Keşmir sorunu, bölgede İngiliz hakimiyetinin sona erdiği 1947'den önceye dayanıyor. Ancak iplerin kopması, İngilizlerin gidişiyle başladı. 1947'de İngiltere Hindistan'dan çekilirken, Keşmir'i Hindistan ya da Pakistan'la birleşme konusunda serbest bıraktı. Nüfusun büyük bölümü Müslüman olan Keşmir halkı Pakistan'ı tercih etse de dönemin Prensi Hindistanla birleşme kararı aldı. Bu kararın ardından iki ülke arasında iki yıl süren bir savaş patlak verdi. Ateşkesin sonunda Pakistan bölgeden çekilmedi ve Keşmir iki ülke arasında fiilen bölündü. Hindistan ele geçirdiği bölgeleri "Cammu Keşmir" eyaleti adı altında kendine bağladı. Bölge, Hindistan ile Pakistan arasında mücadele alanı haline geldi.
KRİZE ÇİN DE DAHİL OLDU Ardından krize Çin de dahil oldu. Hindistan ile sınır anlaşmazlığı yaşayan Çin, 1956'dan 1962'ye kadarki dönemde Keşmir'in doğusundaki Aksai-Çin yaylasını adım adım ele geçirdi.
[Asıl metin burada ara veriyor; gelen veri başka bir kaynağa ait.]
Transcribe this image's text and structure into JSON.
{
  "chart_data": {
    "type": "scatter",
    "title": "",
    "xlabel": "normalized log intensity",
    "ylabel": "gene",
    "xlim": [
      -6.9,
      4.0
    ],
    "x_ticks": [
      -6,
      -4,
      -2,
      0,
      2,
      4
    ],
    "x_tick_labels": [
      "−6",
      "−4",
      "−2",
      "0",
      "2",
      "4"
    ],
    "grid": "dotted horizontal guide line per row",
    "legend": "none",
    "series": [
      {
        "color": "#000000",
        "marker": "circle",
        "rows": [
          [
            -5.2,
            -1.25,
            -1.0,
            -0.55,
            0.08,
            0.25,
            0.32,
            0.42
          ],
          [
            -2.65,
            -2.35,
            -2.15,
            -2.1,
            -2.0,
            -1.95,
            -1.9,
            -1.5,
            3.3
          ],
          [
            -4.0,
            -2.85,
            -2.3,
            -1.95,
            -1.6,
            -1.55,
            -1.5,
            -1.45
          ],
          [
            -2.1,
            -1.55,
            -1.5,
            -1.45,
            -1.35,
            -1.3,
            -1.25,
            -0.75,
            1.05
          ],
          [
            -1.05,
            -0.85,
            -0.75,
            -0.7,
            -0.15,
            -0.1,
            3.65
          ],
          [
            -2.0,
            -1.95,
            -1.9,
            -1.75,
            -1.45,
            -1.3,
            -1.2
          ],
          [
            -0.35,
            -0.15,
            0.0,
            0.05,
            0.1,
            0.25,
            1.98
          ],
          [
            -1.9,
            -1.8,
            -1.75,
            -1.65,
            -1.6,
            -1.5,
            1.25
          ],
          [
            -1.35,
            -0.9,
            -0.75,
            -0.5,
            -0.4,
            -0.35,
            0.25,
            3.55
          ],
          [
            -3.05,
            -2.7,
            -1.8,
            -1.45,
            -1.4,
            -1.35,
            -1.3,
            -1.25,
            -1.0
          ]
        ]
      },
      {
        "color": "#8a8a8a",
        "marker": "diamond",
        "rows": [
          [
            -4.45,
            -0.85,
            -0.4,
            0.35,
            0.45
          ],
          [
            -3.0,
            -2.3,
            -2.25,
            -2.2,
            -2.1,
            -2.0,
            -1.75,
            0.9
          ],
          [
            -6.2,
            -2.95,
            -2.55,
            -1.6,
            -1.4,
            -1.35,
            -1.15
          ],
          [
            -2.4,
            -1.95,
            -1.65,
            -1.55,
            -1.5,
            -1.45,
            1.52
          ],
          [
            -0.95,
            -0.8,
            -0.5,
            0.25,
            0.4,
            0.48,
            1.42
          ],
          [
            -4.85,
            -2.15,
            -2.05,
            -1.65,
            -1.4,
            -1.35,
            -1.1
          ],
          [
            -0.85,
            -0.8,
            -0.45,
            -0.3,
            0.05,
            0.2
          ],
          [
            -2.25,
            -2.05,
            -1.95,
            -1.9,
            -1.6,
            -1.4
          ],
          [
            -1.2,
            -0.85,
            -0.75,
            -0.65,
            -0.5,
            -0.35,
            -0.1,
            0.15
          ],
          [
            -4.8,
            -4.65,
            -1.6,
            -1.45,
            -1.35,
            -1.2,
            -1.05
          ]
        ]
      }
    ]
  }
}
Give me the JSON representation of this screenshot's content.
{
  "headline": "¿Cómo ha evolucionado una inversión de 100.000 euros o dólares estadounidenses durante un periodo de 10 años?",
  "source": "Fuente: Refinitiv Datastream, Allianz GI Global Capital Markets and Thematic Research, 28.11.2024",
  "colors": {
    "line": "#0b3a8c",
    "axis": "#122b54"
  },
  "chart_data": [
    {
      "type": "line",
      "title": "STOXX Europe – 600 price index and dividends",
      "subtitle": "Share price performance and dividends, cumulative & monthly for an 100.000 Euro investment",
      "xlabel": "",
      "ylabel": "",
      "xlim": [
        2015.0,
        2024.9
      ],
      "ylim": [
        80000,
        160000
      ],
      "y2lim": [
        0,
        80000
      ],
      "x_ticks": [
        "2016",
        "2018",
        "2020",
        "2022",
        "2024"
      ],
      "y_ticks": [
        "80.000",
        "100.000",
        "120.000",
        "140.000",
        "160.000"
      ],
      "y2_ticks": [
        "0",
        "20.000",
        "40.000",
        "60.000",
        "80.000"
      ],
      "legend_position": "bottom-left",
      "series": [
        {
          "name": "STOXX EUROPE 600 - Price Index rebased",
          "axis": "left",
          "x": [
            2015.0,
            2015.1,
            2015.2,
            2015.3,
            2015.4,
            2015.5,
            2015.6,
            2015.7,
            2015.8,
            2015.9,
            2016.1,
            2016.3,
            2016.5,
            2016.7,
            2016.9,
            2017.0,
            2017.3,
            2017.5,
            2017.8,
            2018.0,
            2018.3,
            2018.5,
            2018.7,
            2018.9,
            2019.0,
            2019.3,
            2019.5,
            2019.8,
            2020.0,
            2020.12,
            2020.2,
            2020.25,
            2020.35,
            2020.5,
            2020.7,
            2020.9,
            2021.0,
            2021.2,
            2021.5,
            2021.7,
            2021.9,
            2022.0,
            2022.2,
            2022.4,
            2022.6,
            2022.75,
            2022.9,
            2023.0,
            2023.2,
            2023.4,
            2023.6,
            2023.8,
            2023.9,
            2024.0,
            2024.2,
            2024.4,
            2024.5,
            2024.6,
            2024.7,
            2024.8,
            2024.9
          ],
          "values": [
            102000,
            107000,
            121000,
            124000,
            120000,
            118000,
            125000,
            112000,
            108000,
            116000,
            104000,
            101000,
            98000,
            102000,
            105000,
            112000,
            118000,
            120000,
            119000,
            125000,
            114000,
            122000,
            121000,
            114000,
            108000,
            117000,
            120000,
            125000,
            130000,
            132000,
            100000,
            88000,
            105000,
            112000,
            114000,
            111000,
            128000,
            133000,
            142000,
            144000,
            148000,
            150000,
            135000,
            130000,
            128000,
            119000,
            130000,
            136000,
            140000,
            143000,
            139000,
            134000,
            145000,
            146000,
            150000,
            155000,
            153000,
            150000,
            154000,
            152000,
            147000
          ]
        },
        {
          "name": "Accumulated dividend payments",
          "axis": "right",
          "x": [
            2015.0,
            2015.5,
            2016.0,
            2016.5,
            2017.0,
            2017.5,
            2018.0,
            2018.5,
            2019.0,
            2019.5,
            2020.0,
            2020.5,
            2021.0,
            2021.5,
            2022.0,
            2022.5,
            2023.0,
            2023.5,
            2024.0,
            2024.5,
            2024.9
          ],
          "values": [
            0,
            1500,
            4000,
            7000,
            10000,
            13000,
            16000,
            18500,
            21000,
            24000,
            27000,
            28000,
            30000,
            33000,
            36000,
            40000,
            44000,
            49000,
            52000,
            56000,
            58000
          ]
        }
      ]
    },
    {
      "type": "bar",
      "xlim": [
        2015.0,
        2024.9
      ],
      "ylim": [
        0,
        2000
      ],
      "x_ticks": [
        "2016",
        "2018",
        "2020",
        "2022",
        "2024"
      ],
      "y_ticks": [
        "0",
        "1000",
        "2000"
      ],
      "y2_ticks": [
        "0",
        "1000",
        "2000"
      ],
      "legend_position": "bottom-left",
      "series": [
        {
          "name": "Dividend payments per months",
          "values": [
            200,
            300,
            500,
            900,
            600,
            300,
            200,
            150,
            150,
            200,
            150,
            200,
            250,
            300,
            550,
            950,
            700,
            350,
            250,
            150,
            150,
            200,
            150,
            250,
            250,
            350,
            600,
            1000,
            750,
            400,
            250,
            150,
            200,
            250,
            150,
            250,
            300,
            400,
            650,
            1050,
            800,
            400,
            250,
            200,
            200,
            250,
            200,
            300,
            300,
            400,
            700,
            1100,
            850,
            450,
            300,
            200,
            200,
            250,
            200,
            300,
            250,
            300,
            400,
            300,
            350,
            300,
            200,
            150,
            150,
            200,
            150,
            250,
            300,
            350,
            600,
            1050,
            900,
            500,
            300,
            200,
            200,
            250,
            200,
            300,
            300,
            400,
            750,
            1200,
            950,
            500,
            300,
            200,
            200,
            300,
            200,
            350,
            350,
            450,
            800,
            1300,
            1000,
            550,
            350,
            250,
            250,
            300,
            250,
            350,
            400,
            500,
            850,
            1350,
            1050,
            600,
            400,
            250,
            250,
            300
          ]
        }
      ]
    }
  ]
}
1965'te Pakistan ile Hindistan Keşmir için bir kez daha savaştı. 1972'de imzalanan Şimla Anlaşması ile Keşmir'de, Hindistan ve Pakistan kontrolündeki bölgeler, Kontrol Hattı adıyla ayrıldı. Hint yönetimine duyulan öfke, kitlesel gösterilere, silahlı direnişe ve Pakistan destekli militan grupların yükselişine sahne oldu. Bu süreçte hem Hindistan hem Pakistan kendini nükleer güç olarak ilan etti. 1999'da, Hindistan ordusu ile Pakistan destekli güçler arasında kısa ama şiddetli çatışmalar yaşandı. Ancak iki ülkenin peş peşe nükleer silah denemesi yapması, olası bir savaşın boyutları konusunda endişelere yol açtı. 2000'li yıllardaki diyalog çabalarından da bir sonuç alınamadı. Son olarak 2019'da 40 Hindistan askerinin militanların saldırısında öldürülmesi sonrası bir kez daha savaş patlak verdi. Hindistan, Pakistan topraklarına 50 yıl sonra ilk kez hava saldırısı düzenledi. Hava saldırılarına Pakistan da yanıt verdi ve iki ülkenin savaş uçakları arasında kısa süreli it dalaşı yaşandı. Hindistan aynı yıl Cammu Keşmir'in özel statüsünü iptal etti ve bölgeyi ikiye ayırdı. Keşmir'in yüzde 45'i Hindistan'ın, yüzde 35'i Pakistan'ın kontrolünde. Cammu Keşmir, halen Hindistan'da Müslüman nüfusun çoğunlukta olduğu tek eyalet olma özelliği taşıyor. Karşılıklı ihlallere sahne olan Kontrol Hattı'ndaki çatışmalar nedeniyle iki ülke, sık sık savaşın eşiğine geliyor. Bölgede kırılgan bir güvenlik durumu var. Öyle ki eski ABD başkanı Bill Clinton Keşmir'i "dünyanın en tehlikeli yeri" olarak tanımlamıştı. birleşmiş Milletler Güvenlik Konseyinin Keşmir'in geleceğinin halk oylamasıyla belirlenmesi çağrısına rağmen Keşmirliler kendi kaderini tayin edemiyor.